I'm finding this discussion interesting, because I've been trying to
wrap my head around the theoretical basis of this system. As such,
I've noticed that several questions have been asked now that are
explained in the document Marc initially pointed to
(http://wiki.junkemailfilter.com/index.php/The_Evolution_Spam_Filter).
Given Marc's situation, it seems reasonable to read that document
before asking too many questions.
As a way to (maybe) save Marc some time, test my own knowledge and
perhaps help move the conversation forward, I'm going to summarize
the questions I've seen so far and, as much as possible, the answers
to those questions (and Marc, correct me if I'm getting anything wrong
here):
- How do you classify an email that has tokens from both the ham and
spam set?
Whichever set (out of "only found in ham" and "only found in spam") is
larger (or "better") determines the final classification.
- What length are the tokens?
Marc's examples use multiple length tokens, capturing everything
between 1 and 4 "words", but I suspect the exact maximum token
length might be adjustable.
- What happens when spammers use "hammy" text to avoid detection?
I don't see this directly addressed, but I would guess there are
several things that mitigate against this. Multi-word tokens
prevent the truly random word salad attempts at poisoning, and
probably help with "cuttings" from other texts because the transition
from one cutting to the next probably doesn't appear in ham, leaving
the "spam-only" aspects of the mail to push it towards a spam
classification. The unlearning and expiration of fingerprints would
mean that such cuttings would have to appear repeatedly over time in
legitimate mail to tip an email toward a ham classification.
- Will bad spellers (or typists) be seen as spammier?
Again, I don't see this addressed specifically, but I don't think so,
unless they are such tremendously bad spellers that nearly every word
is misspelled. To take the "let's get some lunch" example, even if I
accidentally mis-type "some" as "som", I still have other tokens to
compare against, and the tokens "som", "get som", "som lunch", "let's
get som", etc. would have to have appeared in spam (and only spam) to
pull the classification toward spam. So I'd say the occasional typo
or misspelling would come up neutral.
- What happens to messages that have a lot of neutral tokens?

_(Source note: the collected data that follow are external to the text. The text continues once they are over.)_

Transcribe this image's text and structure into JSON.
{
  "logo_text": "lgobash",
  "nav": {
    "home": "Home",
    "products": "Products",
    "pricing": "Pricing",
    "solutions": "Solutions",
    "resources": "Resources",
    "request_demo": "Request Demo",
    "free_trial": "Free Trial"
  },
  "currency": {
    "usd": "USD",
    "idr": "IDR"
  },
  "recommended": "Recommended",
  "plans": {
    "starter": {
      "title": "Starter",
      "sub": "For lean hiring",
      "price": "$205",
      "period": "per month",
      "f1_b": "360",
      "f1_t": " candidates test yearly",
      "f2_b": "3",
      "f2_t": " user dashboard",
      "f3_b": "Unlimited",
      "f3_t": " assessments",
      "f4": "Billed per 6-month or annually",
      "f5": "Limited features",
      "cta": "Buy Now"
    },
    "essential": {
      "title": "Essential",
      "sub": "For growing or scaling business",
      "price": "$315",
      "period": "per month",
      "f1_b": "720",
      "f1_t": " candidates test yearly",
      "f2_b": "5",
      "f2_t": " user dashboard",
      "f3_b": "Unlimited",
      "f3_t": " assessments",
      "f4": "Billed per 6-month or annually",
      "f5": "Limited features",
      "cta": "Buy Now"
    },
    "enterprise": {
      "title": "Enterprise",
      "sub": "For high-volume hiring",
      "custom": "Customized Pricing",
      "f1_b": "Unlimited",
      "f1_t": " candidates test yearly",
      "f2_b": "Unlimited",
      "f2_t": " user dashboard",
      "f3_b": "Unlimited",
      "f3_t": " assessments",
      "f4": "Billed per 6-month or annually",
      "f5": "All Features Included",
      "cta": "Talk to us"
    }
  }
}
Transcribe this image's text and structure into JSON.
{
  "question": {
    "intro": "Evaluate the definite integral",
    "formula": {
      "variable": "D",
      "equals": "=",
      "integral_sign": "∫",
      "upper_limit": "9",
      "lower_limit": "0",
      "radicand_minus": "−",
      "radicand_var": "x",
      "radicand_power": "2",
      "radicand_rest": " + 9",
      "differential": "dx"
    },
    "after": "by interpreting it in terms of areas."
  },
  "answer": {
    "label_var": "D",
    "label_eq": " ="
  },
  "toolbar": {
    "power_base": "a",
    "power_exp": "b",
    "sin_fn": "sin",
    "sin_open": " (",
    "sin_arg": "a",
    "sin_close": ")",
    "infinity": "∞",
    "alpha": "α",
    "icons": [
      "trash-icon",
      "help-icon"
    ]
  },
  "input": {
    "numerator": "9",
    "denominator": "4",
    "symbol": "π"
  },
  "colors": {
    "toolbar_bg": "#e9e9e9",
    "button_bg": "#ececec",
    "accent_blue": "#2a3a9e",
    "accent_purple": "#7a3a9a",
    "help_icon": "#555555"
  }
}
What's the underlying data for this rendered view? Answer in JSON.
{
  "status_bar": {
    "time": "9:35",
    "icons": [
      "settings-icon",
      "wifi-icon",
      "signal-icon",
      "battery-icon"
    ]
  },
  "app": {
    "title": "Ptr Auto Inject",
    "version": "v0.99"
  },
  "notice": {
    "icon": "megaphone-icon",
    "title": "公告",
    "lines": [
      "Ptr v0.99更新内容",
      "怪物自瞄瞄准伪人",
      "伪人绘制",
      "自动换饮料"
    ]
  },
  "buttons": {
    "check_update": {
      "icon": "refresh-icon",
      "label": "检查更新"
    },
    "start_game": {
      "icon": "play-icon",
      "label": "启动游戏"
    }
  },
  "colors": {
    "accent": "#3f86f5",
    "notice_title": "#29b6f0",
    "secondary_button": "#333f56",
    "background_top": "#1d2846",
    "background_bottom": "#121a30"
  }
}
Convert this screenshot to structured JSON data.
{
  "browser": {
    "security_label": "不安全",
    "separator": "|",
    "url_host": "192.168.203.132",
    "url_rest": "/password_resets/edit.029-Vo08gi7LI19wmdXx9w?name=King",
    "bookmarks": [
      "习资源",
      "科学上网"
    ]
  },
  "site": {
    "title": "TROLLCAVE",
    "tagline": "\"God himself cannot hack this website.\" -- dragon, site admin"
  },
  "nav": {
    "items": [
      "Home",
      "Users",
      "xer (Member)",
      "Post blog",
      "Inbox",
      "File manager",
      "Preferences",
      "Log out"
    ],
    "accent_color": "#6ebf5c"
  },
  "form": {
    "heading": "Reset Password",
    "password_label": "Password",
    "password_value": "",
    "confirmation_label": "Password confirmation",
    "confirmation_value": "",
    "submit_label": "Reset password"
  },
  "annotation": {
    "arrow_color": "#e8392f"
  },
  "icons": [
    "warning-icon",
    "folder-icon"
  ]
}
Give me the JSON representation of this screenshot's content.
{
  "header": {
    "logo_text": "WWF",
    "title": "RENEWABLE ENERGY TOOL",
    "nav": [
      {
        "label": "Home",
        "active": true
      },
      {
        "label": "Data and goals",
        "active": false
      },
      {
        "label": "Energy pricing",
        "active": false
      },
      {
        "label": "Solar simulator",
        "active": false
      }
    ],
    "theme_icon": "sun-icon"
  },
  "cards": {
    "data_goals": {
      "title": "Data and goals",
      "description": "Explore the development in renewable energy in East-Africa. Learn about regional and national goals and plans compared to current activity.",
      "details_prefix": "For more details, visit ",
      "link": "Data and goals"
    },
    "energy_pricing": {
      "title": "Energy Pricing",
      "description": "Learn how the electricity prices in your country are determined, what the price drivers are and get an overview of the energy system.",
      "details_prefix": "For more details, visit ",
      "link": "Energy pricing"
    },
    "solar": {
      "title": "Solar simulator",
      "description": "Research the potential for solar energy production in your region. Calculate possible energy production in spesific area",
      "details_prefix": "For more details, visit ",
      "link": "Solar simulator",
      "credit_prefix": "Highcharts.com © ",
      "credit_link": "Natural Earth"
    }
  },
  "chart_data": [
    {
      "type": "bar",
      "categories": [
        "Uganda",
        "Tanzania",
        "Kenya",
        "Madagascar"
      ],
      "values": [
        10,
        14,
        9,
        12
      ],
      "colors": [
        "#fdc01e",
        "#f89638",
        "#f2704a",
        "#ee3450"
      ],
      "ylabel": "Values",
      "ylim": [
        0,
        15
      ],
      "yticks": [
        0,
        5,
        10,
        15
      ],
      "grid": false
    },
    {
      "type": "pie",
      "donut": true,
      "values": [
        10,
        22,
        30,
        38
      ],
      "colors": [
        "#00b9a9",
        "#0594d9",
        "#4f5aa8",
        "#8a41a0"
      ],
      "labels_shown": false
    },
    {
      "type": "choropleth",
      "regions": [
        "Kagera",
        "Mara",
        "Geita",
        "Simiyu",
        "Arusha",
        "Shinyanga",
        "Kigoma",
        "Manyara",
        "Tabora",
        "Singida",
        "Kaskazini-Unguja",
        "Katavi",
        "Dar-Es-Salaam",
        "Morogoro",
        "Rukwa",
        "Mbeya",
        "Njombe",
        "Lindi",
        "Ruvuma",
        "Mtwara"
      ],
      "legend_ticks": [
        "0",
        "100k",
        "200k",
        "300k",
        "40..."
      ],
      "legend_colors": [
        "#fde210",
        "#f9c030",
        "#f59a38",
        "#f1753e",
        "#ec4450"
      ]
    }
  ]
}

Now I'm really speculating, but unless every token is neutral, there's
still something to decide on, though it does seem that detection
becomes less reliable as the number of non-neutral tokens appraches
zero. A similar question that I thought of is what happens to
messages where the the final sets "only found in spam" and "only found
in ham" are nearly (or exactly) the same size. If you're using this
filter as part of SA scoring, the answer would seem to be that you
have an appropriately small score for "undetermined" (like bogofilter
does), but if it's acting as a separate filter, I don't know.
On Wed, 17 Aug 2016, Antony Stone wrote:
On Wednesday 17 August 2016 at 05:06:50, Marc Perkel wrote:
What I'm doing is looking for fingerprints in email that intersect HAM
and not in SPAM - which would be a HAM result.
If it matches SPAM and does NOT match HAM - then it's SPAM.
The magic is in the NOT matching on the other side.
So if I say to you, "Let's get some lunch" that's ham because spammers
never say that, but normal people do. So the way to test what "spammers
never say" is to store what they do say and see if it's NOT in the list.
(Thus the infinite set)
What length are the tokens you store in the list? Single words (so the above
lunch example would contain 4 tokens)? Entire phrases (so the above would be
just 1 token)? Also how do you deal with spam which contains random cuttings
from legitimate texts (generally along with a graphic attachment and/or a URL
to get aross the "real" message)?
Similarly, there's only so many ways to misspell viagra, and good email
wouldn't have it spelled wrong.
Does this mean that people with bad spelling will more likely get classified as
spam, because they do not match the 'ham' group very well?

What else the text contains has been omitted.